Hazret-i Osmân, çok güzeldi. Sarışın beyâzdı. Ebû Lehebin veledlerinden katkat dahâ zengin idi. Resûlullaha çok eziyyet edenlerden biri, Ukbe bin Ebî Muayt idi. Resûlullah mescid-i harâmda nemâz kılarken, bu habîs gelip, mubârek başına işkembeler koymuşdu. Bir kerre de hücûm ederek mubârek gömleği ile mubârek boğazını sıkmışdı. Oradan geçen hazret-i Ebû Bekr, (Benim Rabbim Allah diyeni mi öldürüyorsun?) diyerek, Resûlullaha yardım eyledi. Resûlullah “sallallahü aleyhi ve sellem” orada bulunan kâfirlerin ismlerini sayarak, (Yâ Rabbî! Bunları azâb çukuruna doldur) buyurdu. Abdüllah ibni Mes’ûd buyuruyor ki, (Bedr gazâsında, bunların hepsi katl edilip, bir çukura doldurulduğunu gördüm. Yalnız Ukbe bin Ebî Muayt, o gazveden dönüşünde yolda katl edildi). Görülüyor ki, Resûlullaha “sallallahü teâlâ aleyhi ve sellem” çok işkence eden Uteybe ve Ukbe kâfirleri, halîfeler zemânlarına yetişmemişlerdi. Önceden Cehenneme gitmişlerdi. Bunları vâlî yapdı demek, büyük câhilliğin ifâdesidir.
Evet, hazret-i Mu’âviye “radıyallahü teâlâ anh”, kardeşi Utbenin oğlunu Medîneye vâlî yapmışdı. Fekat, Onun adı Velîd bin Utbe idi. Velîd, elliyedi senesinde vâlî olunca, hazret-i Hüseyne ve başka Sahâbîye çok saygı gösterdi. Hattâ, Yezîd, halîfe olunca, Medînede kendine bî’at edilmesini sıkı emr etdiği hâlde, bunu sağlıyamadığı ve hazret-i Hüseyni serbest bırakdığı için, Velîdi azl etmişdi.

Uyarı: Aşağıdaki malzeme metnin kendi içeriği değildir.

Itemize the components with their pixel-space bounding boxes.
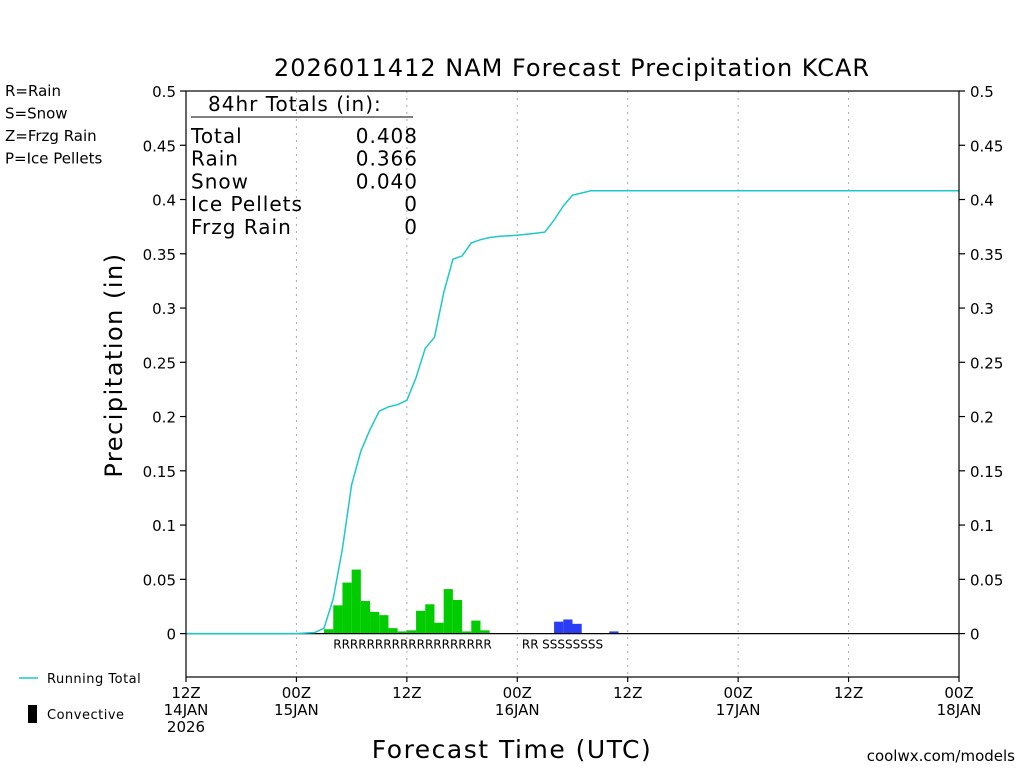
totals-row-value: 0.040 bbox=[356, 169, 418, 193]
x-tick-label: 18JAN bbox=[937, 701, 982, 719]
legend-label: Convective bbox=[47, 708, 125, 723]
precip-bar bbox=[425, 604, 435, 634]
y-axis-title: Precipitation (in) bbox=[100, 252, 128, 477]
precip-bar bbox=[609, 631, 619, 634]
totals-row-label: Total bbox=[190, 124, 243, 148]
precip-bar bbox=[434, 622, 444, 634]
x-tick-label: 00Z bbox=[723, 684, 752, 702]
y-tick-label-right: 0.35 bbox=[970, 246, 1003, 264]
x-tick-label: 15JAN bbox=[274, 701, 319, 719]
precip-bar bbox=[342, 582, 352, 634]
y-tick-label-right: 0.15 bbox=[970, 463, 1003, 481]
y-tick-label-left: 0.2 bbox=[152, 409, 176, 427]
y-tick-label-left: 0.35 bbox=[143, 246, 176, 264]
x-tick-label: 14JAN bbox=[164, 701, 209, 719]
y-tick-label-left: 0.45 bbox=[143, 137, 176, 155]
y-tick-label-left: 0.15 bbox=[143, 463, 176, 481]
precip-type-label: RR bbox=[522, 638, 539, 652]
y-tick-label-left: 0.05 bbox=[143, 571, 176, 589]
legend-label: Running Total bbox=[47, 672, 141, 687]
y-tick-label-left: 0.4 bbox=[152, 192, 176, 210]
series-legend: Running Total Convective bbox=[19, 672, 141, 723]
x-tick-label: 00Z bbox=[944, 684, 973, 702]
running-total-line bbox=[186, 190, 959, 635]
totals-row-label: Frzg Rain bbox=[191, 215, 292, 239]
precip-type-labels: RRRRRRRRRRRRRRRRRRR RR SSSSSSSS bbox=[333, 638, 603, 652]
legend-item: S=Snow bbox=[5, 105, 68, 123]
precip-bar bbox=[379, 615, 389, 634]
x-tick-label: 16JAN bbox=[495, 701, 540, 719]
precip-bars bbox=[324, 569, 619, 634]
precip-bar bbox=[416, 610, 426, 634]
x-tick-label: 12Z bbox=[834, 684, 863, 702]
precip-bar bbox=[397, 631, 407, 634]
x-tick-label: 00Z bbox=[503, 684, 532, 702]
totals-box: 84hr Totals (in): Total 0.408 Rain 0.366 Snow… bbox=[190, 92, 418, 239]
legend-item: R=Rain bbox=[5, 82, 61, 100]
y-tick-label-left: 0.5 bbox=[152, 83, 176, 101]
precip-bar bbox=[462, 631, 472, 634]
legend-bar-swatch bbox=[28, 705, 37, 723]
y-tick-label-left: 0.1 bbox=[152, 517, 176, 535]
precip-bar bbox=[443, 589, 453, 634]
precip-bar bbox=[480, 630, 490, 634]
x-tick-label: 00Z bbox=[282, 684, 311, 702]
y-tick-label-right: 0 bbox=[970, 626, 980, 644]
x-tick-label: 12Z bbox=[171, 684, 200, 702]
totals-row-label: Rain bbox=[191, 147, 239, 171]
y-tick-label-left: 0 bbox=[166, 626, 176, 644]
y-tick-label-right: 0.45 bbox=[970, 137, 1003, 155]
totals-row-label: Ice Pellets bbox=[191, 192, 303, 216]
running-total-series bbox=[186, 190, 959, 635]
totals-row-label: Snow bbox=[191, 169, 249, 193]
precip-bar bbox=[324, 629, 334, 634]
y-axis: 0 00.05 0.050.1 0.10.15 0.150.2 0.20.25 0.250.… bbox=[143, 83, 1004, 644]
y-tick-label-left: 0.25 bbox=[143, 354, 176, 372]
x-tick-label: 12Z bbox=[613, 684, 642, 702]
y-tick-label-right: 0.1 bbox=[970, 517, 994, 535]
x-tick-label: 12Z bbox=[392, 684, 421, 702]
totals-row-value: 0 bbox=[404, 192, 418, 216]
precip-bar bbox=[572, 623, 582, 634]
legend-item: Z=Frzg Rain bbox=[5, 127, 97, 145]
y-tick-label-right: 0.5 bbox=[970, 83, 994, 101]
y-tick-label-right: 0.25 bbox=[970, 354, 1003, 372]
plot-frame bbox=[185, 90, 960, 678]
precip-type-legend: R=Rain S=Snow Z=Frzg Rain P=Ice Pellets bbox=[5, 82, 102, 168]
totals-row-value: 0.408 bbox=[356, 124, 418, 148]
precip-bar bbox=[351, 569, 361, 634]
y-tick-label-left: 0.3 bbox=[152, 300, 176, 318]
precip-bar bbox=[360, 601, 371, 634]
precip-bar bbox=[563, 619, 573, 634]
y-tick-label-right: 0.2 bbox=[970, 409, 994, 427]
totals-heading: 84hr Totals (in): bbox=[208, 92, 382, 116]
totals-row-value: 0.366 bbox=[356, 147, 418, 171]
x-axis-title: Forecast Time (UTC) bbox=[372, 735, 652, 764]
precip-bar bbox=[388, 628, 398, 634]
y-tick-label-right: 0.3 bbox=[970, 300, 994, 318]
precip-bar bbox=[333, 605, 343, 634]
precip-bar bbox=[370, 611, 380, 634]
precip-bar bbox=[471, 620, 481, 634]
precip-bar bbox=[452, 599, 463, 634]
x-tick-label: 2026 bbox=[167, 718, 205, 736]
y-tick-label-right: 0.4 bbox=[970, 192, 994, 210]
credit-text: coolwx.com/models bbox=[867, 747, 1015, 765]
totals-row-value: 0 bbox=[404, 215, 418, 239]
y-tick-label-right: 0.05 bbox=[970, 571, 1003, 589]
chart-title: 2026011412 NAM Forecast Precipitation KC… bbox=[274, 54, 870, 82]
x-tick-label: 17JAN bbox=[716, 701, 761, 719]
precip-bar bbox=[554, 621, 564, 634]
precip-type-label: RRRRRRRRRRRRRRRRRRR bbox=[333, 638, 491, 652]
legend-item: P=Ice Pellets bbox=[5, 150, 102, 168]
precip-type-label: SSSSSSSS bbox=[542, 638, 603, 652]
precip-bar bbox=[406, 630, 417, 634]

Sonbehâr mecmû’asındaki bu yazının, hazret-i Osmâna “radıyallahü teâlâ anh” atılan bir taş olduğu meydândadır. Çünki, hazret-i Osmân, üvey kardeşi, ya’nî ana bir kardeşi olan Velîdi Kûfe emîri yapmışdı. Fekat bu yazarın dediği gibi, Ukbe bin Velîd değildir. Velîd bin Ukbe idi. Ya’nî Ukbe kâfirinin oğlu idi. Bunun adını tersine yazmakdadır. Bu Velîd, Mekkenin fethinde îmâna geldi. Alçak işi yapan, bu değildi. Resûlullah, dokuzuncu yılda, bunu Benî Mustalık zekâtını toplamağa me’mûr etmişdi. Yazarın, ismleri karışdırdığını kabûl ederek, buna da cevâb verelim.
Sâ’d ibni Ebî Vakkâs “radıyallahü anh” Beytülmâl me’mûru olan Abdüllah ibni Mes’ûddan “radıyallahü anh” ödünç mal almışdı. Bunu ödiyemedi. Bu iş, Küfe şehrinde ağızdan ağıza yayıldı. Halîfe Osmân “radıyallahü anh”, bunu işitince, Sâ’d hazretlerini emîrlikden azl etdi. Yerine, güvendiği Velîdi getirdi. Velîd, iyi bir idâreci idi. Küfedeki dedikodulara son verdi. Kendini halka sevdirdi. Azerbaycân halkı isyân etdi. Velîd, asker topladı. Birliklere kuvvetli emîrler ta’yîn etdi. Askerin içinde, Medayn emîri olan Huzeyfe-i Yemânî hazretleri de vardı.